“Liberal Media” Hasn't Given Obama A Week Of Positive Press Coverage In Nearly One Year
Written by Eric Boehlert
Published
Findings from a new media study indicating Republican Mitt Romney has received substantially better press coverage this year than President Obama may have surprised some observers. It certainly agitated conservative activists who relentlessly promote the idea of a left-leaning press corps that works in tandem with the Democratic Party, and according to Fox News, is covering for Obama.
Just last week Bill O'Reilly complained that the “liberal media” “wants to re-elect President Obama.” That kind of rhetoric has become as natural as breathing for a conservative movement that's built its base since 2008 around the singular claim that the liberal media has rolled over for Obama.
Indeed, the “liberal media” accusation has been a cornerstone to American conservatism for forty years. It's actually grown into a cottage industry that pays the bills for talk radio, fills endless hours of commentary on Fox News, and produces content for right-wing authors.
So naturally, if there's a Democratic president in the White House, openly biased journalists must have their thumbs on the scales, right? Obama must be benefiting from warm praise and soft coverage. Meaning, now is the time for conservatives to prove definitively that their claims about the slanted press are true.
Except that, of course, they are not.
The results of the latest survey from the nonpartisan Pew Research Center Project for Excellence in Journalism should not come as a shock. If you look back on Pew's ongoing research, it indicates the “liberal media” hasn't given Obama a single week's worth of positive news coverage in the ten months Pew has conducted its study.
It's true that in the past some observers (including Media Matters) have questioned the usefulness of similar press coverage studies. But conservatives themselves have cited Pew reports to bolster their claims about a liberally bias media. Republican press critics are likely regretting that now.
For instance, last October Pew released a media survey that looked at news coverage stretching back to May. Its conclusion was that Obama had been on the receiving end of “unrelentingly negative” coverage:
The assessments of the president in the media were substantially more negative than positive in every one of the 23 weeks studied. In no week during these five months was more than 10% of the coverage about the President positive in tone.

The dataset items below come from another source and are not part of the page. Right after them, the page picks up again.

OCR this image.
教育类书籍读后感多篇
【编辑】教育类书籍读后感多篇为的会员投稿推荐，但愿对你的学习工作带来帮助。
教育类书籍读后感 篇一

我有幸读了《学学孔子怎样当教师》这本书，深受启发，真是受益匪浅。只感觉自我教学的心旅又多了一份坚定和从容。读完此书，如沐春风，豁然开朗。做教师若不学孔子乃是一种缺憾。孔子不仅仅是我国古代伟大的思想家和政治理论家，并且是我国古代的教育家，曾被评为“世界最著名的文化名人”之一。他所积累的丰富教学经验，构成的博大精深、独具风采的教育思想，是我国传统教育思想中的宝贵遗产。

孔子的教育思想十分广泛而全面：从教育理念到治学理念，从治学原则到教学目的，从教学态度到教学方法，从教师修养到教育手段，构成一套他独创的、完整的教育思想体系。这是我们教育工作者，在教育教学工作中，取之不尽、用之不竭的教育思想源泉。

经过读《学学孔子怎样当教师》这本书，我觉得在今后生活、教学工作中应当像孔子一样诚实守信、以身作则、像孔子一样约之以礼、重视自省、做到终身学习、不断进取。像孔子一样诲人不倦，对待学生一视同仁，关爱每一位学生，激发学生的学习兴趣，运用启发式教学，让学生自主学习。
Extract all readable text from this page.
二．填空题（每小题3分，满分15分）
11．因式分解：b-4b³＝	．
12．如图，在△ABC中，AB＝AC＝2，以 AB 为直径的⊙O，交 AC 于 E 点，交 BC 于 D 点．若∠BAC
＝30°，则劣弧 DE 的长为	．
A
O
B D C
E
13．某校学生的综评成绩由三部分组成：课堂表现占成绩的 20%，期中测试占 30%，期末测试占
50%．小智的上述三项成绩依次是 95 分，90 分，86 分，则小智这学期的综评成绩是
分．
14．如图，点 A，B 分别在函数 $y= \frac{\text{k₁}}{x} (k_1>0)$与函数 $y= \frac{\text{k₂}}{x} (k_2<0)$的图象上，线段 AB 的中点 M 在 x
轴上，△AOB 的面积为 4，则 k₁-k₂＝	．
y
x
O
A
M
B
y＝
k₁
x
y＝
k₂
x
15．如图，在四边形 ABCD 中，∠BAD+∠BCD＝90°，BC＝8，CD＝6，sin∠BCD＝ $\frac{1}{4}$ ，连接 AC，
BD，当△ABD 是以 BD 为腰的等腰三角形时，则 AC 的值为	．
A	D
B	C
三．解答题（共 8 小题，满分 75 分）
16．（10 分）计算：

In 2011, only candidate Newt Gingrich, whose campaign was floundering at the time, received more negative press than Obama did during the time frame studied by Pew. Indeed, the firm reported that between May and October, “negative assessments of Obama have outweighed positive by a ratio of almost 4-to-1.”
As for Pew's latest findings, which covered from January to early April, the trend continued:
Of all the presidential candidates studied in this report, only one figure did not have a single week in 2012 when positive coverage exceeded negative coverage--the incumbent, Democrat Barack Obama.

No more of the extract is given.